还不等李太白开口,阵法深处便传来一道极具穿透力的大笑,嚣张又轻蔑:
“哈哈哈哈哈!真是天大的笑话!逃?你们今日哪还有路可逃?”
紧接着,另一道声音附和着响起,满是鄙夷:
“还以为是什么深藏不露的顶尖强者,原来是个仙王境,带着一个大罗金仙的小辈!早知道如此,根本没必要劳师动众开启天玄诛仙阵,简直是浪费资源!”
“哦?”
齐忌心中一动,眼神瞬间亮了起来。
他捕捉到了关键——对方显然因探测到他们的修为而滋生了傲气,觉得开启大阵是“小题大做”。
若是能激得他们关掉护宗大阵,仅凭两位大帝和数十位仙帝,根本拦不住大哥李太白!
想到这里,齐忌强忍阵法威压带来的剧痛,强行催动体内滞涩的仙力,声音洪亮地朝着阵法深处喊道:
“哼!嘴上说得厉害,不过是仗着大阵撑腰罢了!有本事你们关掉大阵,别躲在阵法后面当缩头乌龟!就算你们两位大帝、数十位仙帝一起上,我大哥也能把你们打得屁滚尿流,跪地求饶!”
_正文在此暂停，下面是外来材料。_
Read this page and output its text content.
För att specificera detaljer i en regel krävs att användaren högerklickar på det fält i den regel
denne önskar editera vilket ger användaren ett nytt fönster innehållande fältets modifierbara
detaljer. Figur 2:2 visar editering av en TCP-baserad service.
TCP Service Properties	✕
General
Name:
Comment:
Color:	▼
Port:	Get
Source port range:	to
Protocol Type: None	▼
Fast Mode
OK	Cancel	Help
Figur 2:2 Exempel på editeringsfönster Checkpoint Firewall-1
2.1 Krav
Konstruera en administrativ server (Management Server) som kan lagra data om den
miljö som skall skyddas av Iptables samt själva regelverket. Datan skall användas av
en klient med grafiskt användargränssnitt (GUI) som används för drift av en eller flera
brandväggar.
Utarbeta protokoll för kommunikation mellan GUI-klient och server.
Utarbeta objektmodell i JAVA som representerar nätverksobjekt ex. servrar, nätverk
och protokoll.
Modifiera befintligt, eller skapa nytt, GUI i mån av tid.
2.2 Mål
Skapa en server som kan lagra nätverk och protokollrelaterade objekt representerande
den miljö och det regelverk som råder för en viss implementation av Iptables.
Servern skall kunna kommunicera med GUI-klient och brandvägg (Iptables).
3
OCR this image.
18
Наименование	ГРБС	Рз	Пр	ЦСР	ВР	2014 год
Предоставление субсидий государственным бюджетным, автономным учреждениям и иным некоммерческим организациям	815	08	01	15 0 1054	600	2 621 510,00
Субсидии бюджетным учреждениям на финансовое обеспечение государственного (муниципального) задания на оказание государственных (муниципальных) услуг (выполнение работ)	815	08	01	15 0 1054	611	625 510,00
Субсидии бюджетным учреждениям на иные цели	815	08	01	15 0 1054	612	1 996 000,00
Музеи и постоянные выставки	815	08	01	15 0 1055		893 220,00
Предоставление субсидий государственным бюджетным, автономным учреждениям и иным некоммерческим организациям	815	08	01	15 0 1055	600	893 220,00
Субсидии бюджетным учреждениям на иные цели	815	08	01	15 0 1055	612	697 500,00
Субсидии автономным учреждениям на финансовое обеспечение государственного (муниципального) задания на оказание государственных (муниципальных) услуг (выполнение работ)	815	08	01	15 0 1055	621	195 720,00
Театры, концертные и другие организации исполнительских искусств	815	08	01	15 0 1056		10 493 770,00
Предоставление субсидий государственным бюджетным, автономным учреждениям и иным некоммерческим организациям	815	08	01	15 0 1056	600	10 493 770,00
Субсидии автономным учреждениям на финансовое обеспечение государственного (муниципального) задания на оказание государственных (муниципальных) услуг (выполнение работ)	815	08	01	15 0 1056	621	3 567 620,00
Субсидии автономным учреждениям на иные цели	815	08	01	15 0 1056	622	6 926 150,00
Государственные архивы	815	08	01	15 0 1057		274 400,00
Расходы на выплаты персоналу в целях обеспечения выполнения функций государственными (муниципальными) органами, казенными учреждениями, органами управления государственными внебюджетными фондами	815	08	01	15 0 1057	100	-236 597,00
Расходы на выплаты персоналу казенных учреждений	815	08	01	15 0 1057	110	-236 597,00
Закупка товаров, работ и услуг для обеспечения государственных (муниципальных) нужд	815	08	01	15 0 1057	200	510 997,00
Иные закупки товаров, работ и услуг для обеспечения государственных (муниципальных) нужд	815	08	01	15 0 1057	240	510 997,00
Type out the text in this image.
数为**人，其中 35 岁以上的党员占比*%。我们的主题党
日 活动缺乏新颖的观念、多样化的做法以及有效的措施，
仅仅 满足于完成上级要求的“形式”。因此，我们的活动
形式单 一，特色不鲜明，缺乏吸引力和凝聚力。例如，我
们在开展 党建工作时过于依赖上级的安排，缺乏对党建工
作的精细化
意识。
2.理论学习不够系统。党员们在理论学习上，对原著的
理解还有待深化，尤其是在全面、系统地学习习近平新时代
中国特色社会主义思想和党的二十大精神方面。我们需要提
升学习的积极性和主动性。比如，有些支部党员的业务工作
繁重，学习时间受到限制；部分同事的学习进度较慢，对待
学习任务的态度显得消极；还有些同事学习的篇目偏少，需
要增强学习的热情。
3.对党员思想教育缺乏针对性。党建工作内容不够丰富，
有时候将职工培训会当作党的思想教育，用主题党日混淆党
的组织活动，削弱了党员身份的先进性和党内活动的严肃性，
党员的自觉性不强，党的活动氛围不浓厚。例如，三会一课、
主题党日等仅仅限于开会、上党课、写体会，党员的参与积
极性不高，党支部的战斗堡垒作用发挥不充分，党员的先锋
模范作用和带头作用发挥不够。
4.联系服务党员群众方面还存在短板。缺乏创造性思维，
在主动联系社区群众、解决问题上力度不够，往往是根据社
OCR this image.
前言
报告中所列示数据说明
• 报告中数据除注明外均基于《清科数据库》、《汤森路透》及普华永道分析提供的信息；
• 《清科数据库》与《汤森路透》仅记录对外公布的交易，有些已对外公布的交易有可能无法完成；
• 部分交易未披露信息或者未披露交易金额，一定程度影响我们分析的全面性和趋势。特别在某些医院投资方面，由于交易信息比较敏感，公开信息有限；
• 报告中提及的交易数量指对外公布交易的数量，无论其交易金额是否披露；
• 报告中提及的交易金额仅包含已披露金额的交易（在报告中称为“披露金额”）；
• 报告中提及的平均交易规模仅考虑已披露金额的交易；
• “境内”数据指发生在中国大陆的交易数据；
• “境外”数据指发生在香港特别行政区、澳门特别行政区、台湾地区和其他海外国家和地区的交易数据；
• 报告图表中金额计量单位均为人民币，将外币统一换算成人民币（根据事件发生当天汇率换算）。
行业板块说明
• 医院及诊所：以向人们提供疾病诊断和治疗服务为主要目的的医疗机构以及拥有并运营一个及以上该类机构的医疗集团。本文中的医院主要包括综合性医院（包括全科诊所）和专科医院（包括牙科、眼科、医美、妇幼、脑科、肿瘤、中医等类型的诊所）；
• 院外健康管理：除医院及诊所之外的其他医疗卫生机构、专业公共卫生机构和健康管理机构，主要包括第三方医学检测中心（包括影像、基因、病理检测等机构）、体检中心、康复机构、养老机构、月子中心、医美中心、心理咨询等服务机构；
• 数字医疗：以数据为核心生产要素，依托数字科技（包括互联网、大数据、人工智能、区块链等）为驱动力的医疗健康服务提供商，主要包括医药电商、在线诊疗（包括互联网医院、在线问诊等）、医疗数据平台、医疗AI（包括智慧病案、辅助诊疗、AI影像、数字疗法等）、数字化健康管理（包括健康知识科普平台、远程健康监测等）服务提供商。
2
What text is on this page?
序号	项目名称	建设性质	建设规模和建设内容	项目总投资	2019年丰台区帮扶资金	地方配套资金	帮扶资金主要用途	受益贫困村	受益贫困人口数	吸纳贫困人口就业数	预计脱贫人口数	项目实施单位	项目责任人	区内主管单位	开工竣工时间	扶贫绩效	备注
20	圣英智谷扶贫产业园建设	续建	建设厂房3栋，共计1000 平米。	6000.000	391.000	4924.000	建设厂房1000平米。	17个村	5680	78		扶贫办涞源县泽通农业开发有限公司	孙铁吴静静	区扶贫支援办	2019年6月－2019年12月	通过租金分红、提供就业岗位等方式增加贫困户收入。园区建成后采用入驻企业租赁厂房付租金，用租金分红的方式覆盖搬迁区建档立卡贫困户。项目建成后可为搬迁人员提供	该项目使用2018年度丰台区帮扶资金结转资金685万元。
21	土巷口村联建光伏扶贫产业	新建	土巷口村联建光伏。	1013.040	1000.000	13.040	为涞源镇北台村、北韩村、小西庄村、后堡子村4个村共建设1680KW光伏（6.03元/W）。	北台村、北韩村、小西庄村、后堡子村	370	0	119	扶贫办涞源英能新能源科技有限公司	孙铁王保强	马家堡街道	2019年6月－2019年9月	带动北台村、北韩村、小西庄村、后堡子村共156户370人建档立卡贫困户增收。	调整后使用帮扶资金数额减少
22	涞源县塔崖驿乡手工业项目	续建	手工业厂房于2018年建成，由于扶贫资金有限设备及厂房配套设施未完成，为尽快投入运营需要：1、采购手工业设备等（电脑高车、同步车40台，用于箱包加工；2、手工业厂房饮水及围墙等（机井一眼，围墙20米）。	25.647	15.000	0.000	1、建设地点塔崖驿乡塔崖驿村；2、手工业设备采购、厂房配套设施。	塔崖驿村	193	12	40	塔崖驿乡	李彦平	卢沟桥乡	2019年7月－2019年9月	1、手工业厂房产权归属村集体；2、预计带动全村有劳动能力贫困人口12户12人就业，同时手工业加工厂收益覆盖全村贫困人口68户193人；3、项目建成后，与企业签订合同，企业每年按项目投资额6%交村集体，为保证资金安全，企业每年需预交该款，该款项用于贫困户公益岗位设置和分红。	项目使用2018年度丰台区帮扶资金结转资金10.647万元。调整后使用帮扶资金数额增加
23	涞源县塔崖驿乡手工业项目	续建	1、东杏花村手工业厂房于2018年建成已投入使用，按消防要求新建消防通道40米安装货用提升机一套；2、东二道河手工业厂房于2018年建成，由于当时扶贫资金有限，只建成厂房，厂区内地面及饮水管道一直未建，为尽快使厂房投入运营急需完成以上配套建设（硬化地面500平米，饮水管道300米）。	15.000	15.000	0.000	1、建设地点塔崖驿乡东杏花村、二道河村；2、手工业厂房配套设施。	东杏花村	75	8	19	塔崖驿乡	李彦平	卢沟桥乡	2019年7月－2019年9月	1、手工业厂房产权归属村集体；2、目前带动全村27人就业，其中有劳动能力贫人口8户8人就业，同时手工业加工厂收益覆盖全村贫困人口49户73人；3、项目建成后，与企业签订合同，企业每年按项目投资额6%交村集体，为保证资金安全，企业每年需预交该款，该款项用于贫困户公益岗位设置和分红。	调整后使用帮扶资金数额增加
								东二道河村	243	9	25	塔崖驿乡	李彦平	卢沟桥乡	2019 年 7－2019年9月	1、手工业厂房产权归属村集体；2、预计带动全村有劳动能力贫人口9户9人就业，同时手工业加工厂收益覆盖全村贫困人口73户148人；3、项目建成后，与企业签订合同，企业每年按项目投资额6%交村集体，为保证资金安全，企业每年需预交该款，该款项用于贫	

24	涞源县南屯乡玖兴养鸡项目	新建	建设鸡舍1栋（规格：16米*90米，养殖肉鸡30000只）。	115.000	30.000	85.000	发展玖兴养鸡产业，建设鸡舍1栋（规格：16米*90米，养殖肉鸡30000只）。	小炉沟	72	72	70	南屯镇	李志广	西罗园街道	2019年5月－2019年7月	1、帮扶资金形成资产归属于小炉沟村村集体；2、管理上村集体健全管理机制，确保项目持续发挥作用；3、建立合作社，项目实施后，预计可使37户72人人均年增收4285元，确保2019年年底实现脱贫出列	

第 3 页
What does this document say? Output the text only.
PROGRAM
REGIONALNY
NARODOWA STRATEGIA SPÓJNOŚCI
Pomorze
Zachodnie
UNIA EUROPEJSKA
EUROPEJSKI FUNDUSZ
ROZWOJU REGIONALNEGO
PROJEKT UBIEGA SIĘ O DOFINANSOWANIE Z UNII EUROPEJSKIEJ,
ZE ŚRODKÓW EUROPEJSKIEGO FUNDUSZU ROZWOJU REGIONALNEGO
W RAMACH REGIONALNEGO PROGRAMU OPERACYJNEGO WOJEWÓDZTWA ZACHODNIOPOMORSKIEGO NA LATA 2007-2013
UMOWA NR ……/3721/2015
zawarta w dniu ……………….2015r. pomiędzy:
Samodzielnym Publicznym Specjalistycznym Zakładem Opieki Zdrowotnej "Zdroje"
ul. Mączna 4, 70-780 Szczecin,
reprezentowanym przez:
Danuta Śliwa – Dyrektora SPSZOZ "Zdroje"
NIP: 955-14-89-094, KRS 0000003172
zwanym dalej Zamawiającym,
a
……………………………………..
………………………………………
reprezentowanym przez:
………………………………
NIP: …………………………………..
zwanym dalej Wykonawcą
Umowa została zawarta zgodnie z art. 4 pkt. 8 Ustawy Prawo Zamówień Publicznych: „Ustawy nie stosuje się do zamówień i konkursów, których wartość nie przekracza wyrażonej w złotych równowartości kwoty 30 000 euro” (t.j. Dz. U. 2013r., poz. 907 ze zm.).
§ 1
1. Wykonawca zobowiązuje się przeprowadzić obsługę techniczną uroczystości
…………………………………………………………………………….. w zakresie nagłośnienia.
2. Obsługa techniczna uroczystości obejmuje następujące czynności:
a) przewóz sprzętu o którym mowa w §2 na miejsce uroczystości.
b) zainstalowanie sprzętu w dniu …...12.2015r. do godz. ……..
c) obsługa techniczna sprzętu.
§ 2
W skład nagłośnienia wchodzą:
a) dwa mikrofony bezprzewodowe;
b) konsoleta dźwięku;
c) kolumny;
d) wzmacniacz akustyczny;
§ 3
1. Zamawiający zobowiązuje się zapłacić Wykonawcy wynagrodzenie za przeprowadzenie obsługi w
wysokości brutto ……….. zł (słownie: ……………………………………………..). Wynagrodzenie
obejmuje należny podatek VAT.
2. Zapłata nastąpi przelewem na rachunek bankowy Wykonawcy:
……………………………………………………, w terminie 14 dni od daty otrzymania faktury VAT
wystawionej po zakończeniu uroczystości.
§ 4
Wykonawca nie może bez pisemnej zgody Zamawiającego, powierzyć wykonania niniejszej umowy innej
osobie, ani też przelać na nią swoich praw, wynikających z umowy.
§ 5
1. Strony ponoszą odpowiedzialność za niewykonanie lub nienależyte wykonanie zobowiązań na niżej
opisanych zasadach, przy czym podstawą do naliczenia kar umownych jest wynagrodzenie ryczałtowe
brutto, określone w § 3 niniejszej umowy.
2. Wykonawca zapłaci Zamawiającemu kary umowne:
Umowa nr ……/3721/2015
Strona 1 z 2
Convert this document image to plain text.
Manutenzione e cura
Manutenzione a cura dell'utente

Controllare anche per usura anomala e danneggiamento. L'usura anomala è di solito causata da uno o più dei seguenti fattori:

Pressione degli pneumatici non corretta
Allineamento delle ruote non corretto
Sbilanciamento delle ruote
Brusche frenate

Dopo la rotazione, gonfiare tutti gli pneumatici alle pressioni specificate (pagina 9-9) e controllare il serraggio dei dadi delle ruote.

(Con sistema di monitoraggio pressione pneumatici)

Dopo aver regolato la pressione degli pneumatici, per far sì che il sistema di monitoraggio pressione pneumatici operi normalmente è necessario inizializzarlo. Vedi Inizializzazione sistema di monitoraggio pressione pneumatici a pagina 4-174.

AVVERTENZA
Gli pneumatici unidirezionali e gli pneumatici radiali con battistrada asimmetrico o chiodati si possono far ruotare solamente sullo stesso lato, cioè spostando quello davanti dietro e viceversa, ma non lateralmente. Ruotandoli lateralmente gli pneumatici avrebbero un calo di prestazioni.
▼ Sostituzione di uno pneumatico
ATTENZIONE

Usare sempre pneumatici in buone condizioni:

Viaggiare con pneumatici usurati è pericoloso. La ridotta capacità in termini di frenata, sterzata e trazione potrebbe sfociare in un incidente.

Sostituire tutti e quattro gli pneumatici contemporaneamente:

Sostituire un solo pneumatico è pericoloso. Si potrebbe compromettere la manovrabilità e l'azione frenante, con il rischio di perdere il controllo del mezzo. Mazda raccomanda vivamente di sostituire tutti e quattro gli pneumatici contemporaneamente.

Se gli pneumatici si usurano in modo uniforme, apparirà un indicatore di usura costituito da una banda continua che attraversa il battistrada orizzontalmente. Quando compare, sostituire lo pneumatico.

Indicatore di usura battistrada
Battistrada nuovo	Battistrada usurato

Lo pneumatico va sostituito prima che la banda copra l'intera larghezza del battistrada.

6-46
“呵呵,既然大阵已经开启了,不用岂不是浪费,劝你们乖乖交出涅盘赤阳火,或许还可以留你们个全尸。”
齐忌还想要说话,却被李太白拦住,
“二弟莫慌!”
李太白拍了拍他的肩膀,语气充满自信,
“一个破阵而已,也敢妄言困我?不过是要费些手脚罢了。看来今日,是时候拿出点真本事了!”
他话锋一转,眼神变得认真,
“今日便让你们见识见识我的本命法宝!”
说着,他抬手一翻,一只雕着云纹的古朴酒葫芦便出现在掌心;
另一只手虚空一握,一柄莹白长剑骤然凝形。